23.11.2012423 Mal gelesen
Mitten im Sommer hatte sich der BGH mit der Frage zu beschäftigen, ob vereinzelte Glättestellen auf dem Zuweg von der Straße zum Hauseingang eine Streupflicht begründen. Die Klägerin, die gestürzt war, erwischte es, im wahrsten Sinne des Wortes, eiskalt, denn nicht nur alle Vorinstanzen hatten ihre Klage abgewiesen, sondern auch der BHG mit Urteil vom 12.06.2012, Az. VI ZR 138/11.

Die Klägerin war im Winter an einem Sonntag um 10 Uhr auf einem ca. 2 Meter breiten Weg, der von der Straße zum Hauseingang führte, gestürzt. Die Klägerin gab an, dieser Weg sei nicht gestreut gewesen, und mittig darauf habe sich eine ca. 20 x 30 cm große vereiste Stelle befunden, auf der sie ausgerutscht sei.
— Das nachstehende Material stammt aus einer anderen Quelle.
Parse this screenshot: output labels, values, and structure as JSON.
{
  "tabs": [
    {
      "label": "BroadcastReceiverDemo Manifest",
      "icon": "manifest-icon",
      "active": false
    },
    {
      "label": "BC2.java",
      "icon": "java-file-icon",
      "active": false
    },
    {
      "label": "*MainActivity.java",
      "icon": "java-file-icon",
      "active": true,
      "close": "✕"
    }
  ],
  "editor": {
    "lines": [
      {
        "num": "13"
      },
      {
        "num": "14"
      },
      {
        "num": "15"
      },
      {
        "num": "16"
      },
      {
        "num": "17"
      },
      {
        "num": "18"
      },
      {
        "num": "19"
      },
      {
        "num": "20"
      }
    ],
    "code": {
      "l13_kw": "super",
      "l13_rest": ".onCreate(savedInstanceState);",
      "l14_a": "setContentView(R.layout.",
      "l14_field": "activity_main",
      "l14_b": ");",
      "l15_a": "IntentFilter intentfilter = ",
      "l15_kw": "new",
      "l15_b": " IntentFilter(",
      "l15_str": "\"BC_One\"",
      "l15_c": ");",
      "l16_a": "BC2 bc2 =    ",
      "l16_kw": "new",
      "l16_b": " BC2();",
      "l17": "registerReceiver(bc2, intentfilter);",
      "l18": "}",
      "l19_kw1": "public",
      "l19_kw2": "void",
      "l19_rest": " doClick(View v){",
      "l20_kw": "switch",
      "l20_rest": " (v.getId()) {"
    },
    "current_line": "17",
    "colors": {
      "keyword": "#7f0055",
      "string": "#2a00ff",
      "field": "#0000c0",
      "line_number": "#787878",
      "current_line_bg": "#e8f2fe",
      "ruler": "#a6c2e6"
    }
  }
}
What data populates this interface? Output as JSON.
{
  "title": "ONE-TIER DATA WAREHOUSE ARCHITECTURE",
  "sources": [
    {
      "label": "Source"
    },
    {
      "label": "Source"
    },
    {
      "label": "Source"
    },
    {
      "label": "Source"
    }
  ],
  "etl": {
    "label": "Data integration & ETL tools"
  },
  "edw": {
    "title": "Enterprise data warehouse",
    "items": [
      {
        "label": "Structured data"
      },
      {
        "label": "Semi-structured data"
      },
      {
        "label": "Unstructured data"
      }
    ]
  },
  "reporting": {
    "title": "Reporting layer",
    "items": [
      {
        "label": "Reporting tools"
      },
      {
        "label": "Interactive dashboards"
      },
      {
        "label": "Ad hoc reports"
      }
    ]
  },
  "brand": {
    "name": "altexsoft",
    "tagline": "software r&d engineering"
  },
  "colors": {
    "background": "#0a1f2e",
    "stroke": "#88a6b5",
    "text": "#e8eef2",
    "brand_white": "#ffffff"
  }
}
Der BGH urteilte, dass die Klägerin den Nachweis nicht führen konnte, dass der Streupflichtige seine Streupflicht verletzt habe. Eine Streupflicht bestehe nämlich nicht schon wenn einzelne Stellen glatt seien, sondern erst bei einer allgemeinen Glätte. Ob gestreut werden müsse, richte sich nach den konkreten Umständen des jeweiligen Einzelfalls, so der BGH, der weiter ausführte, dass die danach vorzunehmende Abwägung zwar zu einer Räum-und Streupflicht für Zeiten des normalen Tagesverkehrs führe, dem Streupflichtigen sei jedoch bei tagsüber auftretender Glätte ein angemessener Zeitraum zuzubilligen, innerhalb dem der Streupflichtige zu handeln habe.

Im konkreten Fall legte der BGH auch dar, dass der Streupflichtige nicht damit rechnen musste, an einem Sonntag bereits um 10 Uhr Besuch zu erhalten, und um diese Uhrzeit am Sonntag der dem Streupflichtigen zuerkannte Reaktionszeitraum, um seiner Streupflicht nachzukommen, noch nicht abgelaufen war, zumal auch aufgrund der damals bestehenden Witterungsbedingungen nicht mit Glätte zu rechnen war.